It is hard to see this as a wise policy for allocating scarce research resources. In practice there are usually two possibilities when one wants to exploit corpus data. Often, one wants to put very obvious and simple questions to the corpus; in that case, it is usually possible to get answers via general-purpose Unix commands like grep and wc, avoiding the overhead of learning special-purpose software. Sometimes, the questions one wants to put are original and un-obvious; in those cases, the developer of a corpus utility is unlikely to have anticipated that anyone might want to ask them, so one has to write one’s own program to extract the information. No doubt there are intermediate cases where a corpus utility will do the job and grep will not. I am not convinced that these cases are common enough to justify learning to use such software, let alone writing it.

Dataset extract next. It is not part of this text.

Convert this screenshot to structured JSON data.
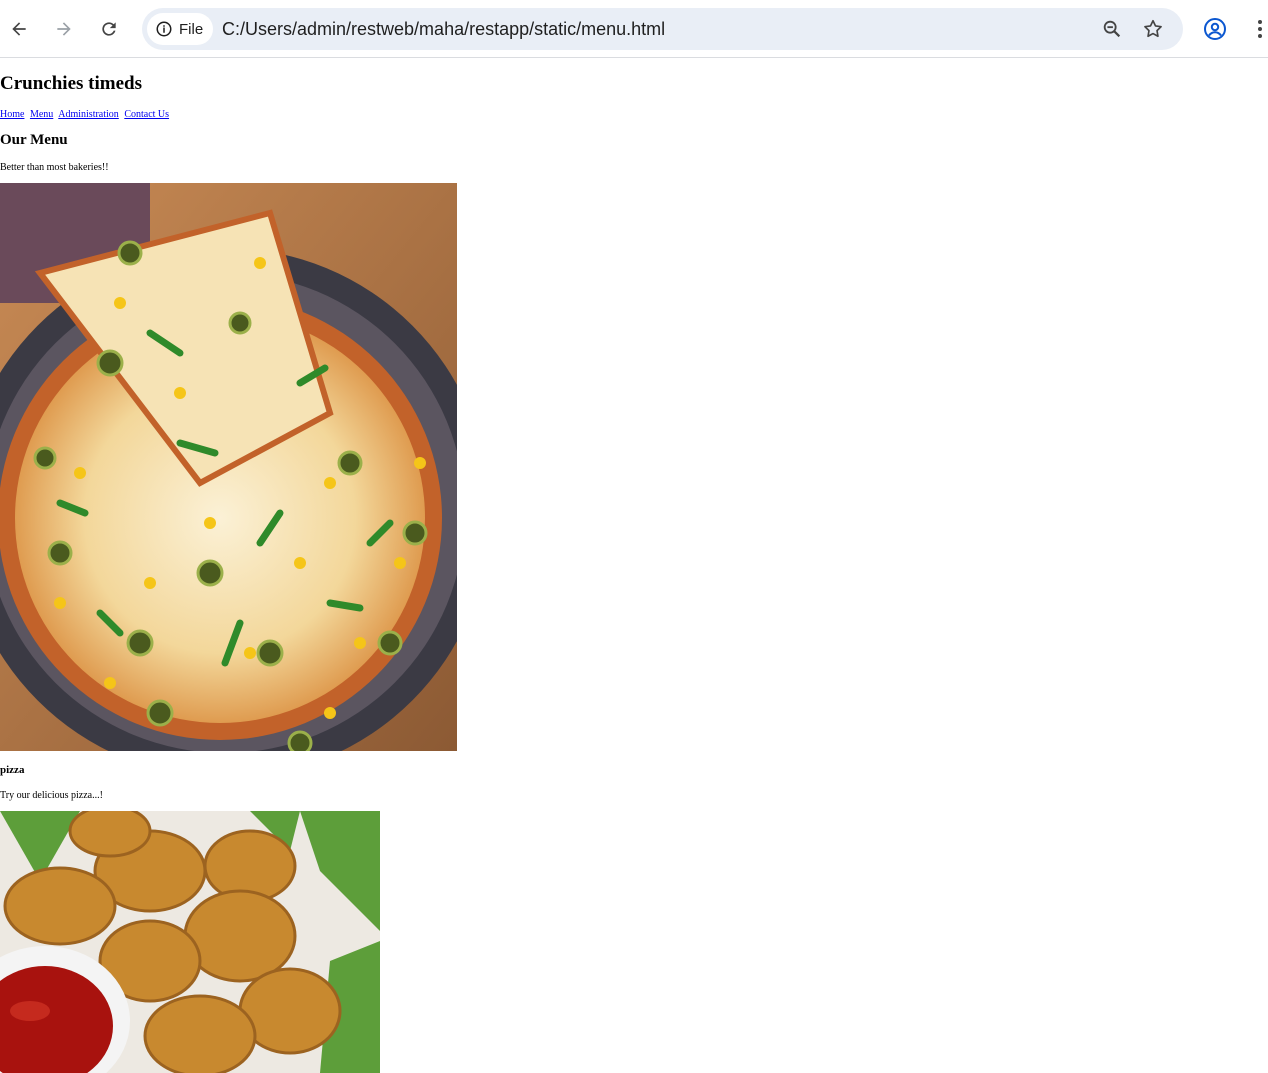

Since the ICE materials are not yet published, most of the book is concerned with the compilation process rather than with scientific findings that have emerged from the corpus. One exception is the final chapter by Mark Huckvale and Alex Fang, which uses speech sections from the British subcorpus that are both grammatically annotated and recorded to high acoustic standards in order to explore the interaction between grammar and prosodic phonology. Real discoveries have been made, and many more can be expected from this very promising research avenue.

ICE is not really a single project: it is a loose federation of disparate and widely-scattered research groups who have been guided, co-ordinated, and inspired by one man’s leadership. Unhappily, Professor Sidney Greenbaum died in the year this book was published. It is too early to guess how the ICE enterprise will develop without him.

REFERENCES

Sampson, G.R. (1987) Alternative grammatical coding systems. In The Computational Analysis of English, R.G. Garside et al. (eds.), London: Longman.

Sampson, G.R. (1995) English for the Computer. Oxford: Clarendon.

Geoffrey Sampson

University of Sussex